Vous voyez sans doute où nous voulons en venir: nous nous heurtons peu à peu à la limite. Les armateurs ont fortement augmenté leurs capacités et la demande exceptionnellement forte s'est normalisée. Mais les effets bénéfiques sont limités. En outre, de nouveaux éléments perturbateurs ont fait leur apparition depuis plusieurs mois.
Les rebelles houthis du Yémen paralysent le trafic dans le canal de Suez en attaquant des navires commerciaux en mer Rouge. Le transport maritime entre l'Europe et l'Asie (orientale, soit la Chine) suit dès lors un trajet beaucoup plus long mais (plus) sûr en passant par l'Afrique du Sud. Les arrêts nécessaires dans le détroit de Gibraltar (pour un service Méditerranée) allongent les délais d'attente. Le commerce maritime avec les États-Unis est également confronté à de sérieux revers. Une sécheresse extrême entrave le fonctionnement du canal de Panama, qui relie l'Europe à la côte ouest et l'Asie à la côte est.
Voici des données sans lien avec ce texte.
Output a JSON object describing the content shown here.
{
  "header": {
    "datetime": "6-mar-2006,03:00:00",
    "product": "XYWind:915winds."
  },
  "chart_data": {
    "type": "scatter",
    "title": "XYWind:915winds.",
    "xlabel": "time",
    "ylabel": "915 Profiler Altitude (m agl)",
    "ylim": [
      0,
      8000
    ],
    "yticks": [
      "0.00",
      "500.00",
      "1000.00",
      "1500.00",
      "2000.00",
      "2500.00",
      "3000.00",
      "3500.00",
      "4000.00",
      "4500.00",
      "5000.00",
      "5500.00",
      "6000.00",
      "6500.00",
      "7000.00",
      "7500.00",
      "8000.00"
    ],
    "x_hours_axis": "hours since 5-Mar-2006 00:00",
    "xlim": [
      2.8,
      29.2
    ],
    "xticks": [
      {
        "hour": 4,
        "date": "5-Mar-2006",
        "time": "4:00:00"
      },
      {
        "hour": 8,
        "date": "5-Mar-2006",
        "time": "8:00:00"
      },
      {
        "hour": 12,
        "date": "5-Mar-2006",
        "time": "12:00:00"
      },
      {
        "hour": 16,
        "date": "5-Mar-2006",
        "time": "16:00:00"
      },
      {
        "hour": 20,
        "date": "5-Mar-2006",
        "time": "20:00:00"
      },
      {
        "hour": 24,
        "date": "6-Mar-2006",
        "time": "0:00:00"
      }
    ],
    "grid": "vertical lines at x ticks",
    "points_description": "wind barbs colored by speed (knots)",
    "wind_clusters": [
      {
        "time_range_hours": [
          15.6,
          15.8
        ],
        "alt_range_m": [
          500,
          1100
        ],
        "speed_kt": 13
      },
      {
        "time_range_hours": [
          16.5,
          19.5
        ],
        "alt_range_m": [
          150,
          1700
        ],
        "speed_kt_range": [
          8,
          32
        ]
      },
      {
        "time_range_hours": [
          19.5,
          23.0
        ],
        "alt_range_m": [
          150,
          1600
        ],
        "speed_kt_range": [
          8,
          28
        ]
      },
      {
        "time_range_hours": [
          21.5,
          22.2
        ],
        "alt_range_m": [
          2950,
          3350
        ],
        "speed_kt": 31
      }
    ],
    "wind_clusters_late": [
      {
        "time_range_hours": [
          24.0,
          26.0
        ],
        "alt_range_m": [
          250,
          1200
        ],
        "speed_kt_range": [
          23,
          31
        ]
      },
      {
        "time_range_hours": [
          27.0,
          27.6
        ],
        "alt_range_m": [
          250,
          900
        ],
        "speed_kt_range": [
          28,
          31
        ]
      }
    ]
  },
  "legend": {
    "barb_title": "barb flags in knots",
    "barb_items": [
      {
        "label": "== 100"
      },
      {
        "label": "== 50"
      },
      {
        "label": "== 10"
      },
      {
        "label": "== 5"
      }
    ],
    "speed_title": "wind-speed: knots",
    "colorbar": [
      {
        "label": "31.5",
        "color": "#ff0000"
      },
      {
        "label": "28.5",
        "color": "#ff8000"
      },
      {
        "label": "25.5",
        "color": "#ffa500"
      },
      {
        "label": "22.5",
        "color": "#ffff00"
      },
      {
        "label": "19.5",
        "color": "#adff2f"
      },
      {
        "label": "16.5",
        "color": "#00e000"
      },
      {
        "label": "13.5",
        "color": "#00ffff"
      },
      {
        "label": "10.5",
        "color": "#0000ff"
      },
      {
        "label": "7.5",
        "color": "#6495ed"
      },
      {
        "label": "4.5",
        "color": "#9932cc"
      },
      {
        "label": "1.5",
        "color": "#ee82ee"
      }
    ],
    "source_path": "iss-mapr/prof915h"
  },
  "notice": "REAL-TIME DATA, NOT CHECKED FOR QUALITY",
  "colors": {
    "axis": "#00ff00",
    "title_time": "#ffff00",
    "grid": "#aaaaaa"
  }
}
La conclusion la plus prudente est que cela met fin à la partie facile de la modération de l'inflation. La situation actuelle, sans solution à court terme, attise à nouveau l'inflation des biens. Il s'agit d'une mauvaise nouvelle pour les banques centrales. Cela signifie que le secteur des services doit désormais prendre le relais pour renouer avec l'objectif d'inflation général de 2%. Il s'agit d'un segment à forte intensité de main-d'œuvre où les salaires représentent une partie disproportionnée des coûts. Les salaires ont augmenté au dernier trimestre aussi vite que le record de 2023 à l'issue des négociations européennes et ils dépassent toujours la moyenne d'avant la pandémie aux Etats-Unis.
Cette nouvelle ne constitue ni une recommandation d’investissement ni un conseil.